La convicción de que en cada compatriota desvalido, en cada chileno vulnerable, en todo prójimo dañado por el desamparo, la falta de oportunidades, la pobreza, vivía el Hijo de Dios, lo llevó a reflexionar frente a un centenar de mujeres pudientes que se habían reunido en la sede del Apostolado Popular de calle Lord Cochrane. A esas “señoras y señoritas”, como las llamó el Diario Ilustrado, les dijo: “Cristo vaga por nuestras calles en la persona de tantos pobres dolientes, enfermos, desalojados de su mísero conventillo. Cristo acurrucado bajo los puentes, encarnado en niños que no tienen a quién llamar padre, que carecen por muchos años del beso de una madre. Cristo no tiene Hogar. ¿No queremos dárselo nosotros, los que tenemos la dicha de uno confortable, comida abundante y medios para asegurar el porvenir de nuestros hijos?”.

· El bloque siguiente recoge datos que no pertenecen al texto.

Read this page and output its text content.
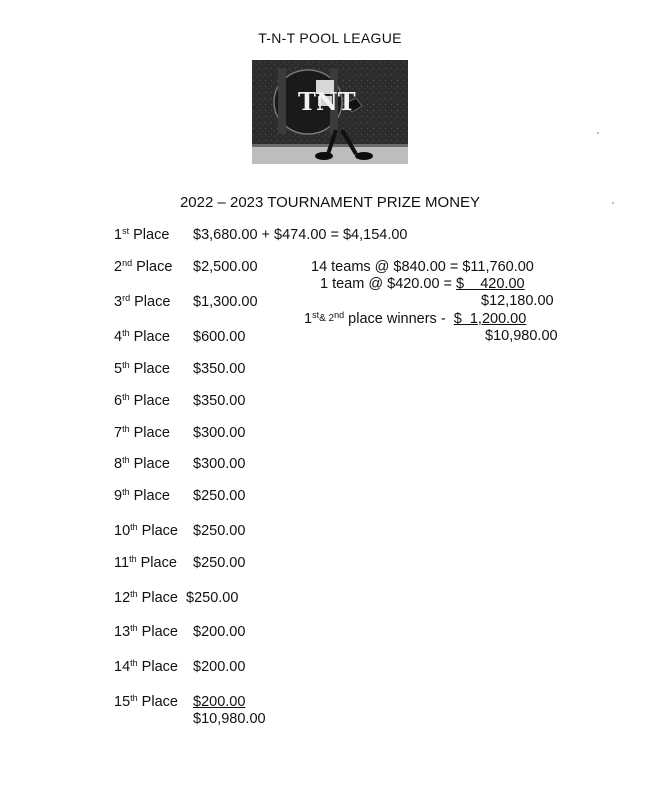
T-N-T POOL LEAGUE
TNT
2022 – 2023 TOURNAMENT PRIZE MONEY
1st Place $3,680.00 + $474.00 = $4,154.00
2nd Place $2,500.00
3rd Place $1,300.00
4th Place $600.00
5th Place $350.00
6th Place $350.00
7th Place $300.00
8th Place $300.00
9th Place $250.00
10th Place $250.00
11th Place $250.00
12th Place $250.00
13th Place $200.00
14th Place $200.00
15th Place $200.00
$10,980.00
14 teams @ $840.00 = $11,760.00
1 team @ $420.00 = $    420.00
$12,180.00
$1^{st\& 2nd}$ place winners -  $  1,200.00
$10,980.00
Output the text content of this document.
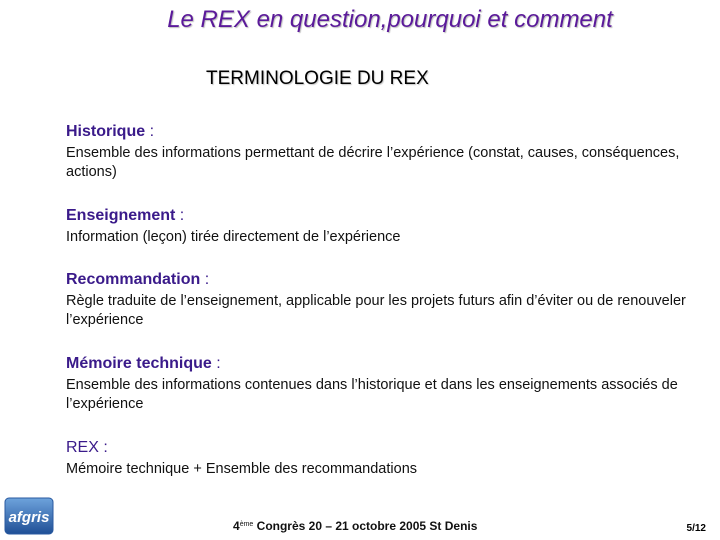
Le REX en question,pourquoi et comment
TERMINOLOGIE DU REX
Historique :
Ensemble des informations permettant de décrire l’expérience (constat, causes, conséquences, actions)
Enseignement :
Information (leçon) tirée directement de l’expérience
Recommandation :
Règle traduite de l’enseignement, applicable pour les projets futurs afin d’éviter ou de renouveler l’expérience
Mémoire technique :
Ensemble des informations contenues dans l’historique et dans les enseignements associés de l’expérience
REX :
Mémoire technique + Ensemble des recommandations
afgris	4ème Congrès 20 – 21 octobre 2005 St Denis	5/12
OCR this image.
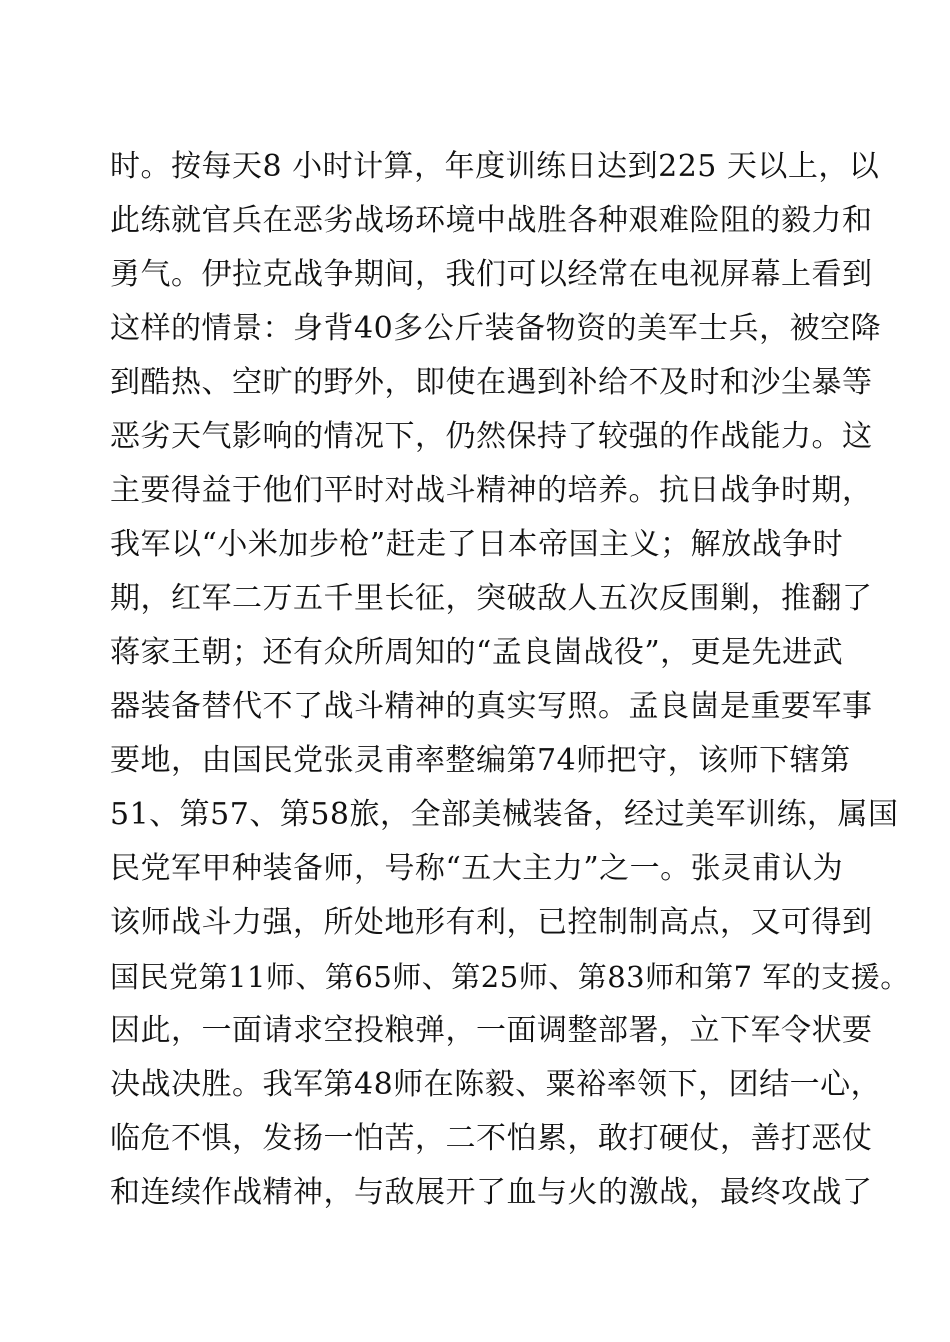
时。按每天8 小时计算，年度训练日达到225 天以上，以
此练就官兵在恶劣战场环境中战胜各种艰难险阻的毅力和
勇气。伊拉克战争期间，我们可以经常在电视屏幕上看到
这样的情景：身背40多公斤装备物资的美军士兵，被空降
到酷热、空旷的野外，即使在遇到补给不及时和沙尘暴等
恶劣天气影响的情况下，仍然保持了较强的作战能力。这
主要得益于他们平时对战斗精神的培养。抗日战争时期，
我军以“小米加步枪”赶走了日本帝国主义；解放战争时
期，红军二万五千里长征，突破敌人五次反围剿，推翻了
蒋家王朝；还有众所周知的“孟良崮战役”，更是先进武
器装备替代不了战斗精神的真实写照。孟良崮是重要军事
要地，由国民党张灵甫率整编第74师把守，该师下辖第
51、第57、第58旅，全部美械装备，经过美军训练，属国
民党军甲种装备师，号称“五大主力”之一。张灵甫认为
该师战斗力强，所处地形有利，已控制制高点，又可得到
国民党第11师、第65师、第25师、第83师和第7 军的支援。
因此，一面请求空投粮弹，一面调整部署，立下军令状要
决战决胜。我军第48师在陈毅、粟裕率领下，团结一心，
临危不惧，发扬一怕苦，二不怕累，敢打硬仗，善打恶仗
和连续作战精神，与敌展开了血与火的激战，最终攻战了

Marta Holley, una de las mujeres que lo escuchaba, quien sería una de sus colaboradoras principales, recordó que “estaba transfigurado” y que luego pidió perdón por su discurso encendido, el que no tenía intenciones de pronunciar allí. Pero la solidaridad se había desatado. Al final del retiro, ese 19 de octubre, había recibido la donación de una propiedad y una suma de dinero para iniciar “un Hogar para los pobres”, el Hogar de Cristo. Luego, en un sobre anónimo, le llegó una valiosa alhaja; así nació el Hogar de Cristo.

Días después, en una columna en El Mercurio, ahondó en la necesidad “de un Hogar para los que no tienen techo”. Era un enorme contingente de migrantes. Los migrantes de entonces: campesinos que llegaban en masa a la capital desde el campo, buscando una oportunidad y vivían hacinados “como animales” en cités miserables. Entonces escribió: “Informes minuciosos aseguran que faltan 400 mil casas para que se pueda decir que la población de Chile tiene Hogar”.

Hoy, existen casi 81.643 familias habitando 969 campamentos, y se requieren unas 650 mil casas, según el catastro hecho por Techo-Chile, que la semana pasada lanzó Déficit Cero. La iniciativa busca satisfacer la demanda de vivienda, trabajando de forma colaborativa, participativa y abierta.

Hogar de Cristo conoce la manifestación más dura de esa carencia: la vida en situación de calle. Actualmente, unas 20 mil personas sobreviven en esas condiciones. Son chilenos que antes vivían hacinados o de allegados y sufrieron un quiebre económico o emocional; son madres jefas de hogar con precarios empleos de subsistencia a las que el COVID-19 ha golpeado más que a nadie; son migrantes, que en medio de la crisis social generada por la pandemia, no pudieron seguir pagando arriendos usureros por habitaciones deplorables. Son esas y otras diversas versiones del hombre aterido de frío que hace 77 años impulsó a Alberto Hurtado a crear el Hogar de Cristo.

Ahora y con ocasión de nuestro cumpleaños, decimos en nuestra campaña: “Difícil es lograr un país digno y justo; fácil es con el compromiso de todos”. Apelamos a la solidaridad que en ese retiro de antaño tocó a “señoras y señoritas” y que esperamos hoy logre despertar la sensibilidad de todos. Este 2021, decimos, tal como ayer: involúcrate, es tu país, porque no se cambian las estructuras, si no se cambian las conciencias.